THE DELGADOS with AEROGRAMME at Lee’s Palace (529 Bloor West), Friday (April 4). $15. 416-870-8000.

Rating: NNNNN


When you sound huge, the only way forward is to get bigger. At least that’s the path the Delgados have taken. In 2000, the Glasgow quartet released The Great Eastern, a massive, richly textured album that swaggered with orchestral pop grandeur. The Dave Fridmann-mixed disc was the highlight of the Delgados’ career to that point and earned them rave reviews and a Mercury Prize nomination.

When it came time for a follow-up, though, the band simply aimed higher. Hate, the group’s new album, is even larger-sounding than its predecessor, with orchestras, choirs and a general sense of opulence running through the entire record.

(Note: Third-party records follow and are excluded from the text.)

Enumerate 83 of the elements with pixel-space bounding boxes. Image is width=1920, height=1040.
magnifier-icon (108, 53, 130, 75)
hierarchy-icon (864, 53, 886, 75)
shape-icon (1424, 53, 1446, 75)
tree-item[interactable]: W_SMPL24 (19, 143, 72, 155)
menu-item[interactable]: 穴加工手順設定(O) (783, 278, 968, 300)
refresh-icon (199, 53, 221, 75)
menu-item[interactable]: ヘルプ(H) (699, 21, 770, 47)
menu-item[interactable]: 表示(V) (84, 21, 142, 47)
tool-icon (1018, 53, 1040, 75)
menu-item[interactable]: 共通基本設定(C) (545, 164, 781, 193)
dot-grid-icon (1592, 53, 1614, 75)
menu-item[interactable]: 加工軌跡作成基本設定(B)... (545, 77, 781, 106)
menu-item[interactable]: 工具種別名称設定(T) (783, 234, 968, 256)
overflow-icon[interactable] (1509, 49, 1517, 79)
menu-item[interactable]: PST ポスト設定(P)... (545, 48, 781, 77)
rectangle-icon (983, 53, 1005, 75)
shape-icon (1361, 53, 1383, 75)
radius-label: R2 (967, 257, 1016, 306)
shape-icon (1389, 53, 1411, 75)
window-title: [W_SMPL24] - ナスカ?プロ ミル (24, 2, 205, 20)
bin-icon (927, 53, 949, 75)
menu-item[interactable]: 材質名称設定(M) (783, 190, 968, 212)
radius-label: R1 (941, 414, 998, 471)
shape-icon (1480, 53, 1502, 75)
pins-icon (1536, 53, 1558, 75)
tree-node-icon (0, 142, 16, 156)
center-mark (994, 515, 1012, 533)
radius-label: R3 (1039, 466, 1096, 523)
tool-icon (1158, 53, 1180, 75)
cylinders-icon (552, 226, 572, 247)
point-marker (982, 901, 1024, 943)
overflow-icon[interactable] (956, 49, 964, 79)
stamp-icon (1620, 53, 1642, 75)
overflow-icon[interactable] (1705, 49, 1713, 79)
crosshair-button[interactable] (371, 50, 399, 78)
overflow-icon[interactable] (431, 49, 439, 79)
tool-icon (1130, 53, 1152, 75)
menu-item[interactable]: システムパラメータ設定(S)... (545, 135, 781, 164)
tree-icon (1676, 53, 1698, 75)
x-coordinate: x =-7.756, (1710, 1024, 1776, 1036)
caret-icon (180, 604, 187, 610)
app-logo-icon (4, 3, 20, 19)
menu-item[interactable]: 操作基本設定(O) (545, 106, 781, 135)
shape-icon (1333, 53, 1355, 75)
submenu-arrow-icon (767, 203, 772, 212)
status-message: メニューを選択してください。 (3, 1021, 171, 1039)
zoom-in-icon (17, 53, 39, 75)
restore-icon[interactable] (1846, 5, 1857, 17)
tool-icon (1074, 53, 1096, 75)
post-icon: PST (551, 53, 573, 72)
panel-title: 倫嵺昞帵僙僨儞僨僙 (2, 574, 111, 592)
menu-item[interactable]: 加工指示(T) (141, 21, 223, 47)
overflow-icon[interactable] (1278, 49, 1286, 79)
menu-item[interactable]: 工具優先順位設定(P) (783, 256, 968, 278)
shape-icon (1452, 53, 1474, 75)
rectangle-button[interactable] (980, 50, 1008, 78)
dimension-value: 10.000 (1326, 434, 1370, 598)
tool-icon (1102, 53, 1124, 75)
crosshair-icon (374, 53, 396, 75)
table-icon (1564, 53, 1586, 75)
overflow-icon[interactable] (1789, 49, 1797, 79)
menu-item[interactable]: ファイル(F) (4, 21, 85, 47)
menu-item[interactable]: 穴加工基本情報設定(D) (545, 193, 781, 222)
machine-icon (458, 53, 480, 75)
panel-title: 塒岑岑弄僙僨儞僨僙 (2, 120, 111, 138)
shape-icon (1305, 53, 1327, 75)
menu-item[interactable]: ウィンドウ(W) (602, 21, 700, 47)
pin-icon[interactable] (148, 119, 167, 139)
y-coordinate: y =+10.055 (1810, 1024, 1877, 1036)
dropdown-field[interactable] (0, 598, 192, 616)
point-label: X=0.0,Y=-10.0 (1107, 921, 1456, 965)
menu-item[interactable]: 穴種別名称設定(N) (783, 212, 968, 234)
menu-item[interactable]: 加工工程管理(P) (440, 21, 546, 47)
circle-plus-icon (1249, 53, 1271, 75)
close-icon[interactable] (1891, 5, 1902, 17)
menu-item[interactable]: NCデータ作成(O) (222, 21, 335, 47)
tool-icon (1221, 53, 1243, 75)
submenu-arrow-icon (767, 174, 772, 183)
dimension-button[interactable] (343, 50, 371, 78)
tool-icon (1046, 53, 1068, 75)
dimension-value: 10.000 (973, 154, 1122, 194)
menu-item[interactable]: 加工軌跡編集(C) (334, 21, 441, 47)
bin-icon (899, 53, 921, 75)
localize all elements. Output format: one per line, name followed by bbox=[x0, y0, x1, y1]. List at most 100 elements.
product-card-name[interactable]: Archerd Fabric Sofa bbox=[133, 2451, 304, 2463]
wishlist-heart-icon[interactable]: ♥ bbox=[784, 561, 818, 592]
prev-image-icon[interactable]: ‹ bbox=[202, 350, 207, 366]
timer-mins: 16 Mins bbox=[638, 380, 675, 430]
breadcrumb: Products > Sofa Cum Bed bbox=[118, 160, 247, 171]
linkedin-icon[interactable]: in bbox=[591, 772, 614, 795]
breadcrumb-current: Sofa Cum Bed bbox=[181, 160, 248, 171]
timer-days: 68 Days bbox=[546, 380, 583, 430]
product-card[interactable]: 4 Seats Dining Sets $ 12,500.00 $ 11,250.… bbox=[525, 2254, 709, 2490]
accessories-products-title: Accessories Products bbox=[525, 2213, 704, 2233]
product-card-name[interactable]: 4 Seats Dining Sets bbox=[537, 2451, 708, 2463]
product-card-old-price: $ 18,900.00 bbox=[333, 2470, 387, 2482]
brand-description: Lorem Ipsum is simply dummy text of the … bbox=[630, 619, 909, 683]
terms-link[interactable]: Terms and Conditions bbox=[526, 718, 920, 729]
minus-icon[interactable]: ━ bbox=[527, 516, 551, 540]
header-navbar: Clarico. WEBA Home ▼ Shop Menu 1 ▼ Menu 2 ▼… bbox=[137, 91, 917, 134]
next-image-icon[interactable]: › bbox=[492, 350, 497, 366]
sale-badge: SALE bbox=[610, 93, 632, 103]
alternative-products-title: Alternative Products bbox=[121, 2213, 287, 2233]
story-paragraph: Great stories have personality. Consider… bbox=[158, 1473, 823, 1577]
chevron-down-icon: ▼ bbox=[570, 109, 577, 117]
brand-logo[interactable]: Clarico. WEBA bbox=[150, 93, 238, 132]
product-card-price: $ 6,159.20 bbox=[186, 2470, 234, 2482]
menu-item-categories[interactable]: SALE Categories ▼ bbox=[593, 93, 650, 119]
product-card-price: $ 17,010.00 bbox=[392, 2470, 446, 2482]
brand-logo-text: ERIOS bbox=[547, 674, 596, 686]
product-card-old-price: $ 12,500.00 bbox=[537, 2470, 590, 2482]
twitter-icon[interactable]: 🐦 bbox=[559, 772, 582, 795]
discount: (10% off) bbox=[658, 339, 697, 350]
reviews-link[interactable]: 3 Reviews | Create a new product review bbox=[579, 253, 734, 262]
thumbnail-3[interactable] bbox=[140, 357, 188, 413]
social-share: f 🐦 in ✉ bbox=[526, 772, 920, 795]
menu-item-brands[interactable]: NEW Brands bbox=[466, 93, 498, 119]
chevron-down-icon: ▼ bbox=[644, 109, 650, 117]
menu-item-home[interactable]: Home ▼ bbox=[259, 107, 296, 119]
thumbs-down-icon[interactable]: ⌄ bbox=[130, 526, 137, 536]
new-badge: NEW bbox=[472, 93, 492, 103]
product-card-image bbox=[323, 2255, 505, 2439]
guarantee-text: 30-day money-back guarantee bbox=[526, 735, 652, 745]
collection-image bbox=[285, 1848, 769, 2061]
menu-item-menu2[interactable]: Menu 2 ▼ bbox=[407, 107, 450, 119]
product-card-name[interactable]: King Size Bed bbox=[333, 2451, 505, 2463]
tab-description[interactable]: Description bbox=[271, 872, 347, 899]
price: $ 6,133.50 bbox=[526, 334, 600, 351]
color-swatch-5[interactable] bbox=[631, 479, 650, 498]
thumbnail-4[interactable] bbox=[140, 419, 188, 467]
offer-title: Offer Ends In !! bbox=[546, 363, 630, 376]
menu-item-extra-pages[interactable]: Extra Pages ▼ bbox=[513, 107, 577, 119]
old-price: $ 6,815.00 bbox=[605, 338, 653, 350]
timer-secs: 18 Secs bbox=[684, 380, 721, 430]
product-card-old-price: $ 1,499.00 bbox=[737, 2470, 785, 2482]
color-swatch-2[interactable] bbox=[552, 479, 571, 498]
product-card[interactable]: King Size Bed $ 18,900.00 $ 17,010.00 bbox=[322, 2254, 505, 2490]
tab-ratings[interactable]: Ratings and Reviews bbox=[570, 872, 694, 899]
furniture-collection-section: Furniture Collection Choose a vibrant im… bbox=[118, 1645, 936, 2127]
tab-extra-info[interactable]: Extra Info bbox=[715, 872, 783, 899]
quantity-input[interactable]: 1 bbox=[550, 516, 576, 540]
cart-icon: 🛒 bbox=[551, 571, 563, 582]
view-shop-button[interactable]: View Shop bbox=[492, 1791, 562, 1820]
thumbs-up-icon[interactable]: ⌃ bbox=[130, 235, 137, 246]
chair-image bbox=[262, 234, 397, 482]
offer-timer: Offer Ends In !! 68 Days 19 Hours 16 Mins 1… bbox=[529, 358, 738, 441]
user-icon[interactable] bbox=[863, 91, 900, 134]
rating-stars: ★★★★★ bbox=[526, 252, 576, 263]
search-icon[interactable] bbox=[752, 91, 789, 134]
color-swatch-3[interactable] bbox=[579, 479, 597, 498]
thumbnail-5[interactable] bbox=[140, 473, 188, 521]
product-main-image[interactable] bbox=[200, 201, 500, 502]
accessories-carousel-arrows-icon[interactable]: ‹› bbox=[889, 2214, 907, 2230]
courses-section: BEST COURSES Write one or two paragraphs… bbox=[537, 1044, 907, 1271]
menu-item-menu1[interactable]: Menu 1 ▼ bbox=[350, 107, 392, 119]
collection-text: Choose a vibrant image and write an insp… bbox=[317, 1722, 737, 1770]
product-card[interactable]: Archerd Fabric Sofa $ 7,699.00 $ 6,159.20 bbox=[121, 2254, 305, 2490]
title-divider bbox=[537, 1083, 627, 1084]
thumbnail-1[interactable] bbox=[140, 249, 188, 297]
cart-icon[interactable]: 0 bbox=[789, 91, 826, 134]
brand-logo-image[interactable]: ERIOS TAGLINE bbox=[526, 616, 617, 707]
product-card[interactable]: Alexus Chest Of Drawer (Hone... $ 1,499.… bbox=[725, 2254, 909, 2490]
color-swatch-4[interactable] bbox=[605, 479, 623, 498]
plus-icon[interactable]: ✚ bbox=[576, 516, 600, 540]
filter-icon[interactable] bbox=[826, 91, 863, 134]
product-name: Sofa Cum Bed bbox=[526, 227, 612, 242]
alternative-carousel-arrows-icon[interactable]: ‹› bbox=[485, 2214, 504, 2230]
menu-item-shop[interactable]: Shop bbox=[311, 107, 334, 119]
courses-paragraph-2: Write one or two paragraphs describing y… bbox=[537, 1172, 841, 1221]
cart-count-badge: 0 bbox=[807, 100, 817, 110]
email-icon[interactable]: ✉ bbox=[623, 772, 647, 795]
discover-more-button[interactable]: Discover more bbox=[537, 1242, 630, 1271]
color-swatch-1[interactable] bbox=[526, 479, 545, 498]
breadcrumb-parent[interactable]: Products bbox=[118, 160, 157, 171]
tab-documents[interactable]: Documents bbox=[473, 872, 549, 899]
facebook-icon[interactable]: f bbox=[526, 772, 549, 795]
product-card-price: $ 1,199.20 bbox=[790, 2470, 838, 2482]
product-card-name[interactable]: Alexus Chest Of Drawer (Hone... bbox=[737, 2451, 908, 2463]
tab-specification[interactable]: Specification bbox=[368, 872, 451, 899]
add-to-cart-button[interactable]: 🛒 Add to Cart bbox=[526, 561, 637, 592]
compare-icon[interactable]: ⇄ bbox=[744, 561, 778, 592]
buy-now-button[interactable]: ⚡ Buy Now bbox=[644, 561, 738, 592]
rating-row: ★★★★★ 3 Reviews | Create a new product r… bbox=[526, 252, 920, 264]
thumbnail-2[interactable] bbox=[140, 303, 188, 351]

How can the Delgados top this? The one-larger pattern can’t go on forever.

“Part of moving forward is getting bigger,” whispers Delgados guitarist/vocalist Alun Woodward from Glasgow. “The danger is that you start thinking you have to outdo yourself, so you end up with 96 tracks of strings instead of 24. The temptation is to keep piling things on, and suddenly you end up with a Spirtualized record.

“The decision was made quite early on: if you’re going to write with strings and choirs in mind, don’t hold back. Don’t use eight string parts — go for the full fucking orchestra.

“Technology makes writing a record like this a lot easier. Although the sounds are crap when you’re working in your house, you can sequence and write string tracks as you write the songs. The only thing you need is your imagination.”

Hate contains some of the best work of the band’s two songwriters, Woodward and Emma Pollock. Strip away the billowing strings and you can imagine the songs standing on their own. You can say that about every Dave Fridmann-engineered epic.

“We’ve actually done a lot of acoustic sessions and stripped these songs right down to the bone, and they work,” Woodward agrees. “That comes down to how they’re originally written. They’re always written by one person who has to play them to other people, so that simplicity is always there.”

If Hate doesn’t blow up around the world, it won’t be for lack of trying — or timing. There’s something to be said for releasing a single called All You Need Is Hate, with the lines “Hate is everywhere, look inside your heart and you will find it there” two weeks into a war with Iraq.

Woodward laughs off suggestions about the song being held up as a kind of anti-war anthem, but that hasn’t kept the band from being tossed into the conflict’s wake.

“The song was going to be reviewed on some show on British radio, and I had to write something about it,” Woodward laughs. “I had written the lyrics and basic song a while ago, but we ended up working on the arrangements on September 11, 2001.

“In the press release, I mentioned that and said that on the eve of us going to war with Iraq all you need is hate. Because of that the BBC refused to play the song or read the release.